Badly decomposing in the late summer heat, the deceased body required off-site crime lab analysis in order to identify it as that of Carson Sistrunk. Analysis also revealed that Carson had been shot three times with a .9mm firearm, and that the diagonal trajectory of the wounds indicated that the shooter had been aiming upward toward their human target.

Sierra Inscoe confesses to murder

With only circumstantial evidence connecting her to the homicide, law enforcement was initially compelled to release Sierra Inscoe from custody. But after followup investigation identified Carson as the murder victim, along with revealing surveillance footage from the New Hebron convenience store where he had last been seen, a warrant was issued for her arrest.

Back in custody, Sierra told investigators more about the still-unidentified mystery man whom she claimed had sold her the truck — a story they eventually rejected as her possible attempt at fabricating a fictional accomplice. Recreating an account of events based on the available evidence, they concluded that she had acted alone in killing Carson, motivated by a desire to claim his truck for herself.

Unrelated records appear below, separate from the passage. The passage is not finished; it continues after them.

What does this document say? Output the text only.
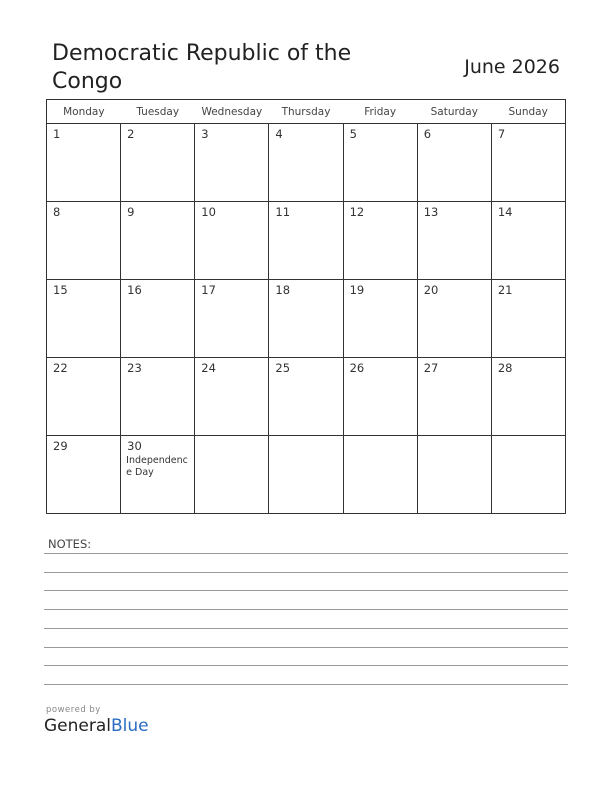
Democratic Republic of the Congo
June 2026
Monday	Tuesday	Wednesday	Thursday	Friday	Saturday	Sunday

1	2	3	4	5	6	7

8	9	10	11	12	13	14

15	16	17	18	19	20	21

22	23	24	25	26	27	28

29	30
Independence Day					

NOTES:
powered by
GeneralBlue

“I believe that Ms. Inscoe lured Carson Sistrunk to a location in New Hebron,” said Riley. “When they met, they traveled from that location to the place that we found him [deceased] at that gas well site.”

“The trajectories of those shots were slightly upward. [It] indicated to us that he was most likely sitting on the tailgate of the vehicle when he was shot, and then he fell into the back of the vehicle,” added prosecutor Chip Lewis to Snapped

Further DNA analysis revealed that the blood on the truck belonged to Carson Sistrunk, while the DNA found on the bagged and recovered clothing belonged to Sierra Inscoe. Faced with sufficient evidence for prosecutors to present to a Grand Jury, Sierra was indicted and docketed for trial — but agreed to plead guilty to second-degree murder before her scheduled July 2024 court date.

During her plea hearing, Sierra addressed Carson’s family directly, for the first time admitting responsibility for his murder.

“She gave an allocution that lasted 10 minutes, you know, and I’ll never forget: She opened with, ‘I did it; I’m sorry. I killed him.’ And that was the first time that anybody had ever heard those words out of her mouth,” Lewis told Snapped.

Under her plea agreement, Sierra Jane Inscoe will spend a minimum of 35 years in prison for the murder of Carson Sistrunk. She is scheduled for release, to be followed by five additional years of supervision, in 2059.

“I think the lesson to take away from this case would probably be… to be very wary about who you place your trust in — especially in the world we live in today, where we can instantly connect with people hundreds of miles away,” said Lewis of the deadly encounter; one initiated through a seemingly innocuous contact made via social media. “People just need to be careful.”